If at least 53 per cent of English voters endorse leaving, this could be enough to give victory to Brexit. It would raise the prospect of the Scottish government calling a second independence referendum that would enable it to seek membership in the European Union. It would also show that the pro-EU inclination of Londoners is unrepresentative of English opinion more broadly.

4) Will the losers consent or will controversy continue? 

If there is a vote for Brexit, both British and foreign businesses will have to adapt to the impact in keeping with their particular economic interests. EU institutions will accept an application from the UK government to withdraw and act according to criteria that are determined in Brussels. Cabinet ministers who endorsed Remain would have to accept Brexit to remain in office–but many backbench Tory MPs would demand a new Prime Minister who campaigned for leaving.

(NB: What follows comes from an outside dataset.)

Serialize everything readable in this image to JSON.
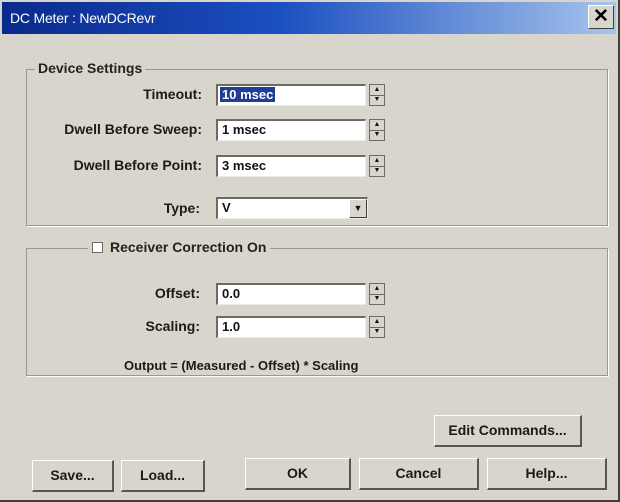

If the vote favours remaining in the EU, businesses will relax until they have to focus challenges facing Britain, Europe, and the global economy. David Cameron will have the choice of conciliating or dismissing Brexit ministers, or doing a bit of both. The one group that will not relax are dedicated anti-EU Tory MPs. For them, defeat would be the loss of a battle but not an end to vigilance against perceived EU threats to Britain. The Prime Minister will be put under pressure to deliver on his pledges to reduce the influence of the EU on Britain. However, the EU may adopt policies that expand eurozone and migration powers in a way that appears to affect the UK. If so, Brexiteers will be quick to demand another nationwide vote on Europe under terms of the 2011 EU Referendum Act.

Professor Richard Rose is a commissioning fund awardee of The UK in a Changing Europe and director of the Centre for the Study of Public Policy at the University of Strathclyde in Glasgow.